Army to start excavating former Delta dump site.

Posted: Monday, June 30, 2003

FAIRBANKS (AP) The U.S. Army Corps of Engineers plans to spend nearly $500,000 excavate a former military garbage dump site near Delta Junction.

The dump of a formerly used defense site near Fort Greely was used during the 1950s and '60s and could contain anything from household waste to more toxic substances from the era.

The work is to start in mid-July. It is unlikely that any leftover chemical or biological test equipment will be found in the dump since it appears to contain mostly household waste, said Shah Alam, corps project manager.
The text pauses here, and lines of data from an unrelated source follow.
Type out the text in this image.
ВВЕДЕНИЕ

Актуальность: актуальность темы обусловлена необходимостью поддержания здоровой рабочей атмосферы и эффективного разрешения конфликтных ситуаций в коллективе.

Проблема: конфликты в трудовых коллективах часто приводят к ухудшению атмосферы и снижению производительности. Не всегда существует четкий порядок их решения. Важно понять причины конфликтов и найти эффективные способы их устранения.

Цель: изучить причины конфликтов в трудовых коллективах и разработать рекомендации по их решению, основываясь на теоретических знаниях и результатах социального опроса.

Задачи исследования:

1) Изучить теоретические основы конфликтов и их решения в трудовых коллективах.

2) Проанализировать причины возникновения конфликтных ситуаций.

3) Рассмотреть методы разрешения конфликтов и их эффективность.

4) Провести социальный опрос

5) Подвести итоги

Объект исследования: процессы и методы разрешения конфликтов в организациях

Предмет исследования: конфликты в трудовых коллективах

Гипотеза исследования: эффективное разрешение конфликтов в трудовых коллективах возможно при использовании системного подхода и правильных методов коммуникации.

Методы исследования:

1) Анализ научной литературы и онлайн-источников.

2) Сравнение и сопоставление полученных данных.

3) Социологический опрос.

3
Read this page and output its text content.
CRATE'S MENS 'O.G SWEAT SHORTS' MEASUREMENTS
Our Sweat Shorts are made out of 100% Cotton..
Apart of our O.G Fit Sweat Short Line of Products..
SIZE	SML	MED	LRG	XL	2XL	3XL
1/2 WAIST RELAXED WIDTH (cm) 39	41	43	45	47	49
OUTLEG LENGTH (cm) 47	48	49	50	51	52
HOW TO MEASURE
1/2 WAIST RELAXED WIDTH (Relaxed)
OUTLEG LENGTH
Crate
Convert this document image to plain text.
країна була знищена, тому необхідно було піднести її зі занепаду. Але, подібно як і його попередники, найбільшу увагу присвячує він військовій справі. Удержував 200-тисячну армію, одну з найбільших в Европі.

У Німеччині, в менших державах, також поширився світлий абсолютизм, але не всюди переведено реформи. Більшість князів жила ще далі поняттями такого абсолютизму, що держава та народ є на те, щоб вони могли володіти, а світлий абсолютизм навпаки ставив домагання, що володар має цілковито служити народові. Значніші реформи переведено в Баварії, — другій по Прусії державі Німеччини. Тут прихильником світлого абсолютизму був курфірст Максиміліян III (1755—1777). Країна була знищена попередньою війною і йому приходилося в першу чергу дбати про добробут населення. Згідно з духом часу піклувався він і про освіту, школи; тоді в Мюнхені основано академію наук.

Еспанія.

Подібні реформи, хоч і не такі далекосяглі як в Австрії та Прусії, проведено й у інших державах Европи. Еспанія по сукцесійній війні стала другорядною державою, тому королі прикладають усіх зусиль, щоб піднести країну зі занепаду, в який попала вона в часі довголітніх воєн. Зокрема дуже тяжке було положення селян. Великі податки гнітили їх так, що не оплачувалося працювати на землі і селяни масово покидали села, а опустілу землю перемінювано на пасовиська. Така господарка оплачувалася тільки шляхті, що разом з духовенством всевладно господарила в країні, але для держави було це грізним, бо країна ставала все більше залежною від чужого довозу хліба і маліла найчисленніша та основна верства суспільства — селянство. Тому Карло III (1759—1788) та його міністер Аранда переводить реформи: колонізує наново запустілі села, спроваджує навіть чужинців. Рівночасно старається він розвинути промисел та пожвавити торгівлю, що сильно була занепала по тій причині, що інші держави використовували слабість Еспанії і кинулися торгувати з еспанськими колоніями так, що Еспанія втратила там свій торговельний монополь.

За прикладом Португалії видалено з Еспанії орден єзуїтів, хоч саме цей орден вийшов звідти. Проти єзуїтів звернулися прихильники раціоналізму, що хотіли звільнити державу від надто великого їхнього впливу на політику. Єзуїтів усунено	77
The Department of Environmental Conservation wants to be sure, said Greg Light, a military environmental specialist with the department.

''We're extra concerned about the dump because of past practices there,'' Light said.

Last year, the Department of Defense confirmed that the military, under a program called Project 112, sprayed nerve gas on Fort Greely land through which troops were transported.

They also sprayed what was believed to be a harmless bacteria, called bacillus globigii, onto nonmilitary land in the Tanana Valley where civilian populations could have been exposed. Later it was determined in further studies that the bacteria, related to anthrax, could cause acute infections in people with reduced immune systems.

Last October, then-Gov. Tony Knowles wrote to Secretary of Defense Donald Rumsfeld asking that the federal government fully disclose all information concerning the chemical and biological testing.

In a January response to Gov. Frank Murkowski, Undersecretary of Defense E.C. Aldridge Jr. said the corps has investigated the Gerstle River Expansion Area and the Gerstle River Test Site for nerve gas contamination. Only one site needed further investigation, which should happen this year, he said.

It's hard to be 100 percent sure what will found at the dump as human error can happen, DEC's Light said.

For instance, he said, in the winter of 1965 more than 100 chemical munitions were stored on a frozen pond called Blueberry Lake. They were forgotten until 1969, and the lake had to be drained and the munitions disposed of. Water analysis showed no contamination, according to an Army report.

It is highly unlikely anything used in the chemical and biological testing will be at the dump, but the corps is taking precautionary measures, Alam said.

Pam Miller, executive director of Alaska Community Action on Toxics, an Anchorage-based military contamination watchdog group, said she has been concerned about the dump for a long time.

''We've gotten anecdotal reports that chemical weapons were disposed there in an unlined pit,'' she said.

''There needs to be an extensive investigation of exposure to civilian populations, both people working on the base and those in surrounding communities,'' she said. ''They've just given us the tip of the iceberg. They have an obligation to the public. There should be a congressional investigation.''

The corps hired a man who used to be stationed at Fort Greely during the biological and chemical warfare testing to monitor the dump excavation. If he sees something suspicious, work will stop, Alam said.

''We have interviewed former workers and looked at other ... pits,'' Alam said. ''What it is, is mostly household garbage, soda cans or milk cartons or old newspapers.''

Paug-Vik Development Corp. will conduct the excavation and work should be completed by the end of July. A contractor report of the work will be finished by February, Alam said.